Anyone reading Anne Frank's diary would find it difficult to believe that a girl in her early teens wrote it. Apparently, it is a forgery. A noteworthy decision of the New York Supreme Court confirms this point of view. Anne Frank's father, Otto Frank, had promised to pay to his race-kin, Meyer Levin, not less than $50,000 because he had used the dialogue of author Levin just as it was and “implanted” it in the diary as being his daughter's intellectual work, but had not paid Levin. The court ordered that Frank pay Levin this amount as an honorarium for Levin's work on the “Anne Frank Diary.” This award was later set aside by the trial justice, Samuel C. Coleman, on the ground that the damages had not been proved in the manner required by law. The action was subsequently settled our of court, while an appeal from Judge Coleman's decision was pending. See more.
Otto Frank had to sue a long-term critic, Ernst Roeme, for spreading the allegation that the book was a fraud. A German court decided in Frank's favor when the testimony of historians and graphologists sufficed to authenticate the diary. Roeme didn't stop criticizing the book and was sued again.
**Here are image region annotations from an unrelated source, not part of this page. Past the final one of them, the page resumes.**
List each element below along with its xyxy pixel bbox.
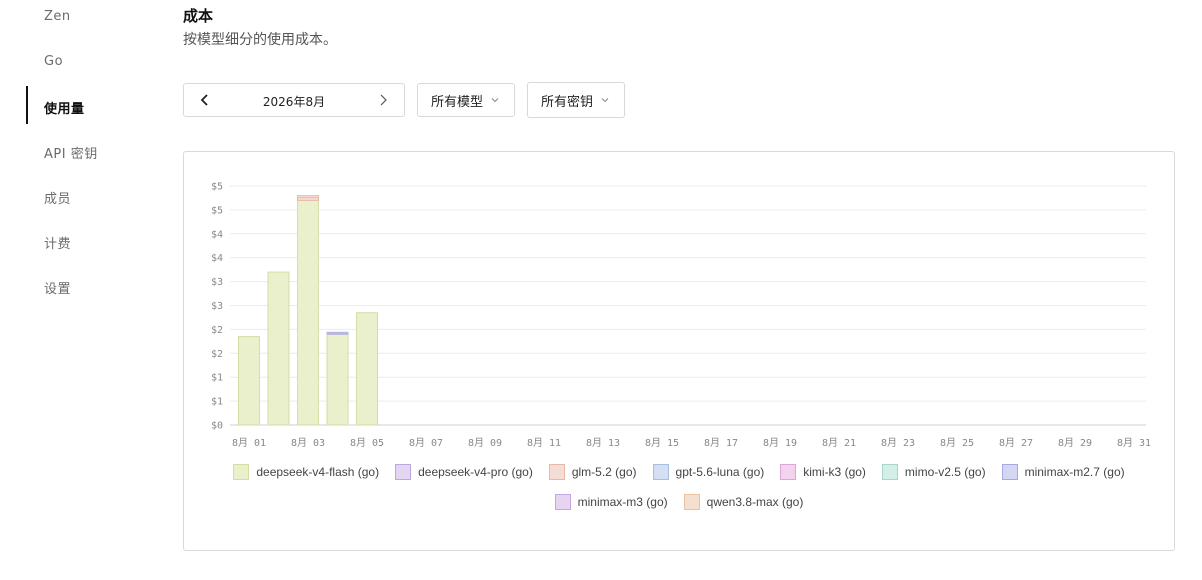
x-tick-label: 8月 13 [586, 437, 620, 449]
chevron-down-icon [601, 98, 609, 103]
legend-item[interactable]: minimax-m2.7 (go) [1001, 464, 1125, 480]
legend-swatch [881, 464, 898, 480]
sidebar: Zen Go 使用量 API 密钥 成员 计费 设置 [0, 0, 160, 580]
legend-label: mimo-v2.5 (go) [904, 465, 986, 479]
active-indicator [26, 86, 28, 124]
bar-segment[interactable] [297, 199, 319, 426]
legend-item[interactable]: glm-5.2 (go) [548, 464, 637, 480]
x-tick-label: 8月 19 [763, 437, 797, 449]
x-tick-label: 8月 03 [291, 437, 325, 449]
y-tick-label: $4 [211, 253, 223, 264]
legend-swatch [780, 464, 797, 480]
x-tick-label: 8月 01 [232, 437, 266, 449]
page-title: 成本 [183, 7, 214, 25]
legend-label: glm-5.2 (go) [571, 465, 637, 479]
y-tick-label: $1 [211, 397, 223, 408]
bar-segment[interactable] [297, 195, 319, 198]
legend-swatch [233, 464, 250, 480]
legend-item[interactable]: minimax-m3 (go) [554, 494, 668, 510]
x-tick-label: 8月 15 [645, 437, 679, 449]
legend-swatch [395, 464, 412, 480]
cost-chart-card: $0 $1 $1 $2 $2 $3 $3 $4 $4 $5 $5 8月 01 8月 03 8月 05 8月 … [183, 151, 1175, 551]
bar-segment[interactable] [238, 336, 260, 426]
sidebar-item-settings[interactable]: 设置 [44, 278, 71, 297]
legend-swatch [683, 494, 700, 510]
x-tick-label: 8月 11 [527, 437, 561, 449]
legend-swatch [554, 494, 571, 510]
legend-label: qwen3.8-max (go) [706, 495, 804, 509]
x-tick-label: 8月 25 [940, 437, 974, 449]
x-tick-label: 8月 07 [409, 437, 443, 449]
legend-item[interactable]: kimi-k3 (go) [780, 464, 866, 480]
chevron-down-icon [491, 98, 499, 103]
month-label: 2026年8月 [262, 95, 326, 109]
y-tick-label: $3 [211, 301, 223, 312]
bar-segment[interactable] [326, 331, 349, 334]
bar-segment[interactable] [326, 333, 349, 426]
y-tick-label: $4 [211, 229, 223, 240]
x-tick-label: 8月 09 [468, 437, 502, 449]
legend-label: deepseek-v4-pro (go) [418, 465, 533, 479]
legend-label: gpt-5.6-luna (go) [675, 465, 765, 479]
legend-swatch [652, 464, 669, 480]
month-picker: 2026年8月 [183, 83, 405, 117]
legend-label: minimax-m3 (go) [577, 495, 668, 509]
x-tick-label: 8月 05 [350, 437, 384, 449]
legend-label: minimax-m2.7 (go) [1024, 465, 1125, 479]
legend-swatch [548, 464, 565, 480]
bar-segment[interactable] [267, 271, 290, 426]
page-subtitle: 按模型细分的使用成本。 [183, 32, 337, 48]
x-tick-label: 8月 21 [822, 437, 856, 449]
model-filter-dropdown[interactable]: 所有模型 [417, 83, 515, 117]
legend-item[interactable]: deepseek-v4-pro (go) [395, 464, 533, 480]
legend-label: deepseek-v4-flash (go) [256, 465, 380, 479]
sidebar-item-zen[interactable]: Zen [44, 9, 71, 24]
x-tick-label: 8月 31 [1117, 437, 1151, 449]
y-tick-label: $2 [211, 349, 223, 360]
y-tick-label: $0 [211, 421, 223, 432]
chevron-right-icon[interactable] [376, 93, 390, 107]
legend-item[interactable]: deepseek-v4-flash (go) [233, 464, 379, 480]
model-filter-label: 所有模型 [431, 94, 484, 110]
y-tick-label: $2 [211, 325, 223, 336]
y-tick-label: $1 [211, 373, 223, 384]
legend-row: minimax-m3 (go) qwen3.8-max (go) [184, 494, 1174, 510]
x-tick-label: 8月 23 [881, 437, 915, 449]
x-tick-label: 8月 29 [1058, 437, 1092, 449]
legend-label: kimi-k3 (go) [803, 465, 866, 479]
sidebar-item-api-keys[interactable]: API 密钥 [44, 143, 98, 162]
chart-legend: deepseek-v4-flash (go) deepseek-v4-pro (g… [184, 464, 1174, 524]
legend-item[interactable]: qwen3.8-max (go) [683, 494, 804, 510]
x-tick-label: 8月 27 [999, 437, 1033, 449]
key-filter-label: 所有密钥 [541, 94, 594, 110]
key-filter-dropdown[interactable]: 所有密钥 [527, 82, 625, 118]
legend-swatch [1001, 464, 1018, 480]
sidebar-item-go[interactable]: Go [44, 54, 63, 69]
legend-row: deepseek-v4-flash (go) deepseek-v4-pro (g… [184, 464, 1174, 480]
y-tick-label: $5 [211, 182, 223, 193]
bar-segment[interactable] [356, 312, 378, 426]
sidebar-item-members[interactable]: 成员 [44, 188, 71, 207]
legend-item[interactable]: gpt-5.6-luna (go) [652, 464, 765, 480]
sidebar-item-usage[interactable]: 使用量 [44, 98, 85, 117]
cost-chart: $0 $1 $1 $2 $2 $3 $3 $4 $4 $5 $5 8月 01 8月 03 8月 05 8月 … [211, 182, 1151, 450]
y-tick-label: $3 [211, 277, 223, 288]
sidebar-item-billing[interactable]: 计费 [44, 233, 71, 252]
legend-item[interactable]: mimo-v2.5 (go) [881, 464, 986, 480]
x-tick-label: 8月 17 [704, 437, 738, 449]
y-tick-label: $5 [211, 205, 223, 216]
This time the court had the book examined by the German Federal Criminal Investigation Bureau (BKA). The manuscript, in the form of three hardbound notebooks and 324 loose pages bound in a fourth notebook, was examined with special equipment.
The results showed that portions of the work, specially of the fourth volume, were written with a ballpoint pen. Since ballpoint pens were not available before 1951, the BKA concluded, those sections must have been added subsequently.